You think. Except that a commercial company like GE can open new lines of businesses that require it to make large investments impacting the bottom-line significantly and affecting the cause of why the one-year consequence looks dire. In contrast, CalPERS’ performance, void of any discernable directive to affect cause, is solely confined to a heap of complex consequential outcomes affecting its returns.
In Search of Causation
Indeed, the performance of CalPERS is dependent mainly on financial instruments it cannot affect the outcome of. The reason why I called asset management, looking from the outside in 7 years ago, a musical chair game of me-too risk escapism.
- 48.8% to a horse-race of public equities,
- 22.5% to the issuance of loans with repayments identified as global “fixed” income,
- 10.8% to stale objects, things you can touch, like real estate and precious metals, defined as real assets,
- 7.7% to revitalizing stumbling companies with private equity, including a tiny opportunistic, yet conflicting, grab-bag of venture capital,
- 5.9% to inflation-sensitive commodities and bonds.
The problem with traditional asset management, as you can witness from the assets above, is its reactive rather than proactive nature that puts inevitable pressure on the unfunded liability that may lead CalPERS to modify member and employee contributions, and eventually, when push leads to shoving, as guaranteed by California law, have the State pick up the tab (it has happened already). The bill ultimately relayed to every single taxpayer in California.
CalPERS analyzes the performance of the individual asset classes continually, a process not publicly disclosed, and, with board approval, adjusts the dials of asset-class allocations to tune the total fund performance. Allocation escapism from an underperforming asset class may lead to a redistribution of assets towards a better performing asset class, with asset diversification, in essence, turned into a hedge (of long).
The problem with the downstream optimization of existing consequences is that they inevitably run out of steam, as the returns appear to indicate. However, one ought not merely to assume the negative returns produced by CalPERS in 2018 are happening as a result of bad judgment of how to hedge bets, for any bet not directly derived from cause, is bound to yield an invalid inference.
In the same way, a bad report card of a child cannot unequivocally be traced back to, say, laziness. Instead, it may have been the difficulty of the material; the study was not explained very well; the teacher was just bad; the child went through a bitter divorce, etc. Correlation, as we learned in school, no undeniable proof of causation if you catch my drift.

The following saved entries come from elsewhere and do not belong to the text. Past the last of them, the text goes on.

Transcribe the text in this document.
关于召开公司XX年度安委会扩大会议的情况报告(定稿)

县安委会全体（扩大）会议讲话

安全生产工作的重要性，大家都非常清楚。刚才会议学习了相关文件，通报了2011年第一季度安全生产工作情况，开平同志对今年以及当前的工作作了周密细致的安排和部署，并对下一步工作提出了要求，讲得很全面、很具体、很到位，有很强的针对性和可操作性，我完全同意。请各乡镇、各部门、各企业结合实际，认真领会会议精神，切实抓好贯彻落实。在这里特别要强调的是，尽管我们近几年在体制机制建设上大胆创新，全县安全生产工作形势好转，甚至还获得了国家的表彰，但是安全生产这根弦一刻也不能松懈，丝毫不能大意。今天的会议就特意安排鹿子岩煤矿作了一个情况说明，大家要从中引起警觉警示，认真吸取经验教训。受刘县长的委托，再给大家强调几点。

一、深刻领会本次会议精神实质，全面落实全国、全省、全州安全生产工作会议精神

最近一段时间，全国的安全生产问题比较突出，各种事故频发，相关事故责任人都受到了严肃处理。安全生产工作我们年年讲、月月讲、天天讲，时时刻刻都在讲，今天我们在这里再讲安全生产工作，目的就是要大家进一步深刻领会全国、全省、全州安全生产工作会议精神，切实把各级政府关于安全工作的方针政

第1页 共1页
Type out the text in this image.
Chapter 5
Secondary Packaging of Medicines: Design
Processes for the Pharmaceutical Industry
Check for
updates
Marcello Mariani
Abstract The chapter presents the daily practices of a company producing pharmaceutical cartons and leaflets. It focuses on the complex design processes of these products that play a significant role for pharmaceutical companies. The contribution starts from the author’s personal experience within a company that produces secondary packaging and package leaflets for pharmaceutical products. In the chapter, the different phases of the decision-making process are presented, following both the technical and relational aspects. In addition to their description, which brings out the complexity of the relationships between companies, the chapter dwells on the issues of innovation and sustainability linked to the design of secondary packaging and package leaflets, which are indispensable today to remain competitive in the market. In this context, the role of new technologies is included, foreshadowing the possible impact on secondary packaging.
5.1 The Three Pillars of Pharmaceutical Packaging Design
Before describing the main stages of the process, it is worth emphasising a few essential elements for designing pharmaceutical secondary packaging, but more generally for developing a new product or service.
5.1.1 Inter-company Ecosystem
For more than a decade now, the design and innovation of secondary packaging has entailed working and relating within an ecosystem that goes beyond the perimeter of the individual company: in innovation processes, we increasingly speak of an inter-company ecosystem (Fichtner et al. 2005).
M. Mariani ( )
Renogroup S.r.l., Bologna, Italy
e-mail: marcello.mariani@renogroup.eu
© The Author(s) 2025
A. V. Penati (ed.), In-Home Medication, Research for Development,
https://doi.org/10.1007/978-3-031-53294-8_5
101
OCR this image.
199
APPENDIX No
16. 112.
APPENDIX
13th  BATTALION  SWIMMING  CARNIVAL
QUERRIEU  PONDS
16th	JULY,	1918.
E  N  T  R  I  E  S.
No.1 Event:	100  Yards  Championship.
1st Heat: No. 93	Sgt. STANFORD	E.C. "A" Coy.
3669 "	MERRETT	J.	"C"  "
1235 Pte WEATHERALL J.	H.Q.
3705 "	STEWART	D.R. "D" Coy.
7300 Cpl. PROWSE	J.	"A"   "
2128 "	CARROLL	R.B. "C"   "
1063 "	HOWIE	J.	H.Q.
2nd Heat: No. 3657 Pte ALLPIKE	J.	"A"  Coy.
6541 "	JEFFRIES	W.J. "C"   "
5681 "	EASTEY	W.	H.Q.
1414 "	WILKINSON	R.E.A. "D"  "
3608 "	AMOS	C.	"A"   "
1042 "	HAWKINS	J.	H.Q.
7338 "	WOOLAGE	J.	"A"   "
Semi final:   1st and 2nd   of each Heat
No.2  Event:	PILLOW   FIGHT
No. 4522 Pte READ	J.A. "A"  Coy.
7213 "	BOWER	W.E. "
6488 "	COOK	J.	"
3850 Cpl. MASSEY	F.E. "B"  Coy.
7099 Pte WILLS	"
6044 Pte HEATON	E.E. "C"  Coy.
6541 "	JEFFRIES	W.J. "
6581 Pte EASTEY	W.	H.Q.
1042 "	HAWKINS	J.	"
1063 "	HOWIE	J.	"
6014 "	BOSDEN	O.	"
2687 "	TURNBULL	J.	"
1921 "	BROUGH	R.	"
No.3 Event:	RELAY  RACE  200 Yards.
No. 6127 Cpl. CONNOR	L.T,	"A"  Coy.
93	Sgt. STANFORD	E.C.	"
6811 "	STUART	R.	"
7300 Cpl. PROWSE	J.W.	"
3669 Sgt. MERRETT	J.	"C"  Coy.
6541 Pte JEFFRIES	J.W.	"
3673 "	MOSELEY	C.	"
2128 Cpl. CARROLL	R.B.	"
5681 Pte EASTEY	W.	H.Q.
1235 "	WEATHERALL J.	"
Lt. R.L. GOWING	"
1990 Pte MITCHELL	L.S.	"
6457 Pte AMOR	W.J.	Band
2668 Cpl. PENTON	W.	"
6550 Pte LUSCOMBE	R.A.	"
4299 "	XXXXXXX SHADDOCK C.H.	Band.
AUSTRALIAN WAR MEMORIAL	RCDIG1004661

An ounce of prevention is worth a pound of cure.
In this context, CalPERS must move from a passive and reactive investor, using 80-year-old dead-beat asset classifications wholly disassociated from its inherent risk with endless bottom-heavy diversification to becoming an active and proactive investor investing in the access to a massive greenfield of humanitarian need (rather than an unsustainable vile-maxim of human want).
Indeed, pension funds such as CalPERS can play a pivotal role in the ever-expanding fractal of humanity and allow its members to benefit from such expansion.
CalPERS must become a strategic investor, in control of its future, and move away from the endless financial engineering and downstream suboptimization of an existing norm in asset management, towards an upstream realization of a new norm that promotes a brave new and renewable world for us all.
I cannot wait to have another talk with CalPERS, soon, to educate and help them facilitate the plan for such a transition.